For this very reason, it is all the more important that naturalists not give up the word. It has been shown to have powerful advantages, and relinquishing the term to literalists hands over exclusive control of a potentially destructive weapon. Instead, naturalists can continue the age-old tradition of contested meanings by affirming naturalistic definitions alongside supernatural ones. Naturalist usage subverts literalist dominance, reclaims the word, and evolves it in directions compatible with modern scientific discovery.
The words “goddess”, “god”, and “gods” are not simply replaceable by other terms like “being”, “nature”, or “psychology.” Even a term like Brendan Myers’ “Immensities”, which seems able to evoke a sense of awe and inspiration, does not enjoy the advantages of anthropomorphism (and in any case, Myers makes clear in his interview that “gods” and “Immensities” may overlap but are not identical).
The specific traits of the word “god” make a significant difference for those who invoke it. The difference involves both culture and biology, calling up cultural associations as well as biological predispositions. The anthropomorphic quality of the term is particularly decisive, activating brain modules designed for social interaction. This may explain the distinction between Martin Buber’s I-It and I-Thou experiences, as well as why Druidic ritual with deities somehow work for me. In light of these observations, it seems justified to allow a place at the table for “gods” within naturalism.

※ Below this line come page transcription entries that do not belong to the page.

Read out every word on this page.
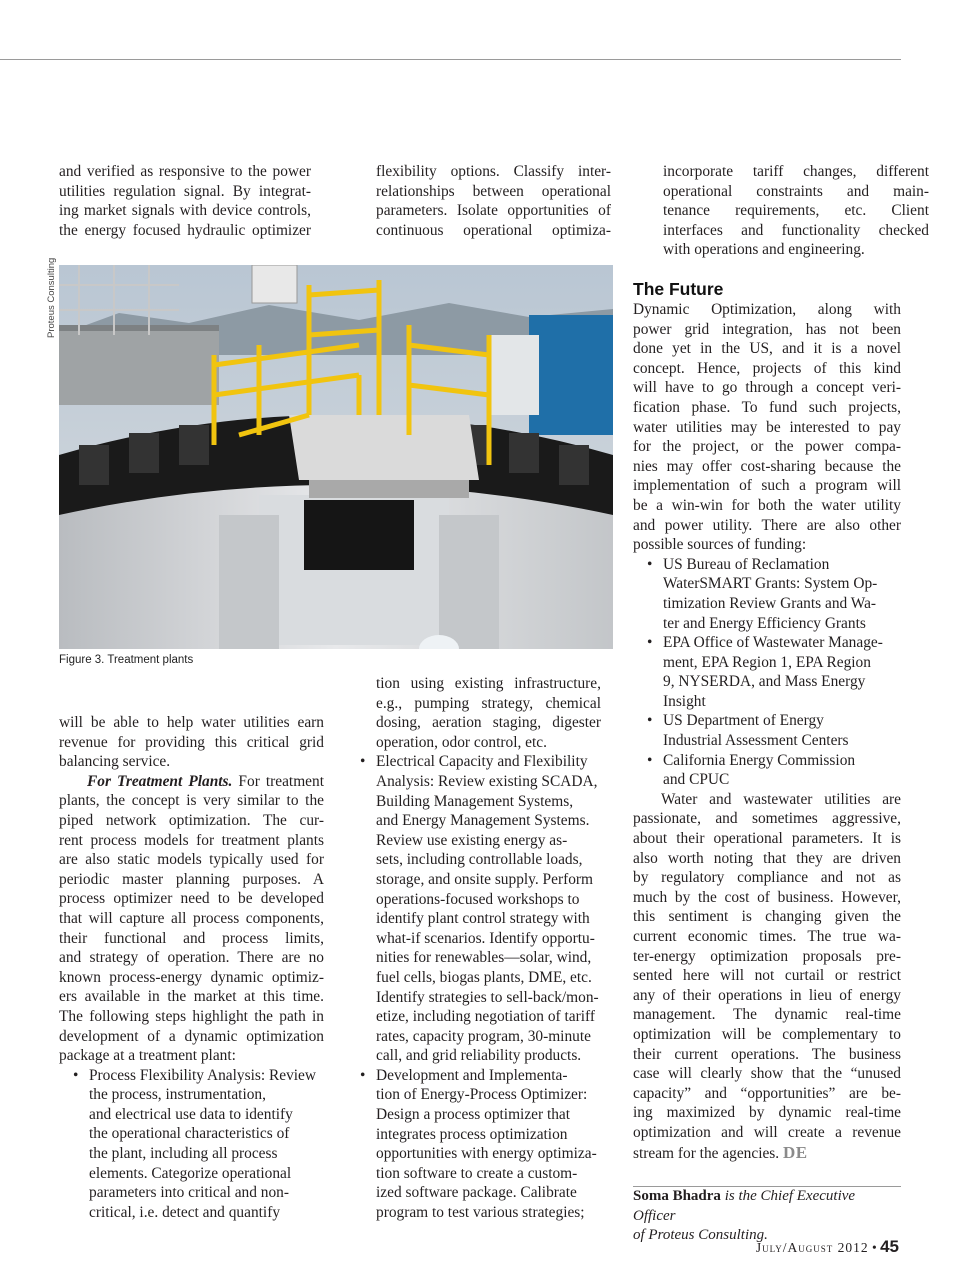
and verified as responsive to the power
utilities regulation signal. By integrat-
ing market signals with device controls,
the energy focused hydraulic optimizer
flexibility options. Classify inter-
relationships between operational
parameters. Isolate opportunities of
continuous operational optimiza-
Proteus Consulting
Figure 3. Treatment plants

will be able to help water utilities earn
revenue for providing this critical grid
balancing service.

For Treatment Plants. For treatment
plants, the concept is very similar to the
piped network optimization. The cur-
rent process models for treatment plants
are also static models typically used for
periodic master planning purposes. A
process optimizer need to be developed
that will capture all process components,
their functional and process limits,
and strategy of operation. There are no
known process-energy dynamic optimiz-
ers available in the market at this time.
The following steps highlight the path in
development of a dynamic optimization
package at a treatment plant:

• Process Flexibility Analysis: Review
the process, instrumentation,
and electrical use data to identify
the operational characteristics of
the plant, including all process
elements. Categorize operational
parameters into critical and non-
critical, i.e. detect and quantify
tion using existing infrastructure,
e.g., pumping strategy, chemical
dosing, aeration staging, digester
operation, odor control, etc.
• Electrical Capacity and Flexibility
Analysis: Review existing SCADA,
Building Management Systems,
and Energy Management Systems.
Review use existing energy as-
sets, including controllable loads,
storage, and onsite supply. Perform
operations-focused workshops to
identify plant control strategy with
what-if scenarios. Identify opportu-
nities for renewables—solar, wind,
fuel cells, biogas plants, DME, etc.
Identify strategies to sell-back/mon-
etize, including negotiation of tariff
rates, capacity program, 30-minute
call, and grid reliability products.
• Development and Implementa-
tion of Energy-Process Optimizer:
Design a process optimizer that
integrates process optimization
opportunities with energy optimiza-
tion software to create a custom-
ized software package. Calibrate
program to test various strategies;
incorporate tariff changes, different
operational constraints and main-
tenance requirements, etc. Client
interfaces and functionality checked
with operations and engineering.
The Future

Dynamic Optimization, along with
power grid integration, has not been
done yet in the US, and it is a novel
concept. Hence, projects of this kind
will have to go through a concept veri-
fication phase. To fund such projects,
water utilities may be interested to pay
for the project, or the power compa-
nies may offer cost-sharing because the
implementation of such a program will
be a win-win for both the water utility
and power utility. There are also other
possible sources of funding:

• US Bureau of Reclamation
WaterSMART Grants: System Op-
timization Review Grants and Wa-
ter and Energy Efficiency Grants
• EPA Office of Wastewater Manage-
ment, EPA Region 1, EPA Region
9, NYSERDA, and Mass Energy
Insight
• US Department of Energy
Industrial Assessment Centers
• California Energy Commission
and CPUC

Water and wastewater utilities are
passionate, and sometimes aggressive,
about their operational parameters. It is
also worth noting that they are driven
by regulatory compliance and not as
much by the cost of business. However,
this sentiment is changing given the
current economic times. The true wa-
ter-energy optimization proposals pre-
sented here will not curtail or restrict
any of their operations in lieu of energy
management. The dynamic real-time
optimization will be complementary to
their current operations. The business
case will clearly show that the “unused
capacity” and “opportunities” are be-
ing maximized by dynamic real-time
optimization and will create a revenue
stream for the agencies. DE

Soma Bhadra is the Chief Executive Officer
of Proteus Consulting.
July/August 2012 • 45
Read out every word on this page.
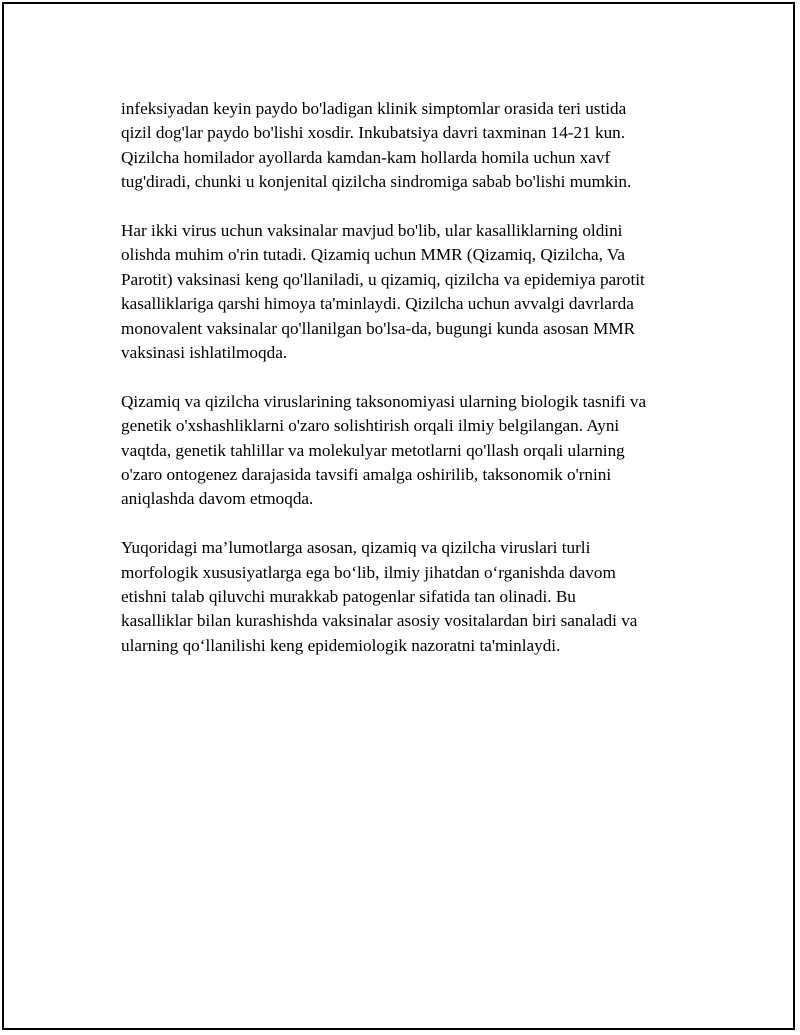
infeksiyadan keyin paydo bo'ladigan klinik simptomlar orasida teri ustida
qizil dog'lar paydo bo'lishi xosdir. Inkubatsiya davri taxminan 14-21 kun.
Qizilcha homilador ayollarda kamdan-kam hollarda homila uchun xavf
tug'diradi, chunki u konjenital qizilcha sindromiga sabab bo'lishi mumkin.

Har ikki virus uchun vaksinalar mavjud bo'lib, ular kasalliklarning oldini
olishda muhim o'rin tutadi. Qizamiq uchun MMR (Qizamiq, Qizilcha, Va
Parotit) vaksinasi keng qo'llaniladi, u qizamiq, qizilcha va epidemiya parotit
kasalliklariga qarshi himoya ta'minlaydi. Qizilcha uchun avvalgi davrlarda
monovalent vaksinalar qo'llanilgan bo'lsa-da, bugungi kunda asosan MMR
vaksinasi ishlatilmoqda.

Qizamiq va qizilcha viruslarining taksonomiyasi ularning biologik tasnifi va
genetik o'xshashliklarni o'zaro solishtirish orqali ilmiy belgilangan. Ayni
vaqtda, genetik tahlillar va molekulyar metotlarni qo'llash orqali ularning
o'zaro ontogenez darajasida tavsifi amalga oshirilib, taksonomik o'rnini
aniqlashda davom etmoqda.

Yuqoridagi ma’lumotlarga asosan, qizamiq va qizilcha viruslari turli
morfologik xususiyatlarga ega bo‘lib, ilmiy jihatdan o‘rganishda davom
etishni talab qiluvchi murakkab patogenlar sifatida tan olinadi. Bu
kasalliklar bilan kurashishda vaksinalar asosiy vositalardan biri sanaladi va
ularning qo‘llanilishi keng epidemiologik nazoratni ta'minlaydi.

There is no need for all naturalists to speak of “goddess” or “god”, of course, but it is unjustified to categorically deny use of these words by those who respond well to them. Such would be tossing the baby out with the bathwater. It would be unnecessarily iconoclastic, and would diminish the richness and potential of religious naturalism.
These terms function to evoke positive experiences not easily accessible by other means. Those who respond well to them, and seek those experiences, ought to be able to use them. In sum, they offer an appealing combination of semantic precision and potential for shaping religious experience. They balance head and heart.
Mithen, S. J. (1996). The prehistory of the mind : a search for the origins of art, religion, and science, London : Thames and Hudson
Schjoedt, U.; Stodkilde-Jorgensen, H.; Geertz, A. W.; and Roepstorff, A. (2009). “Highly religious participants recruit areas of cognition in personal prayer.” Social Cognitive and Affective Neuroscience, doi: 10.1093. Note: The study compares prayer to a God considered “real” to prayer to a figure considered unreal (Santa Clause), but does not consider prayer to a figure treated as “real” for the purposes of prayer.
Whiten, A. (2007). “The evolution of animal ‘cultures’ and social intelligence.” Philosophical Transactions of the Royal Society, B(29), April, Vol. 362, No. 1480, pp. 603-620.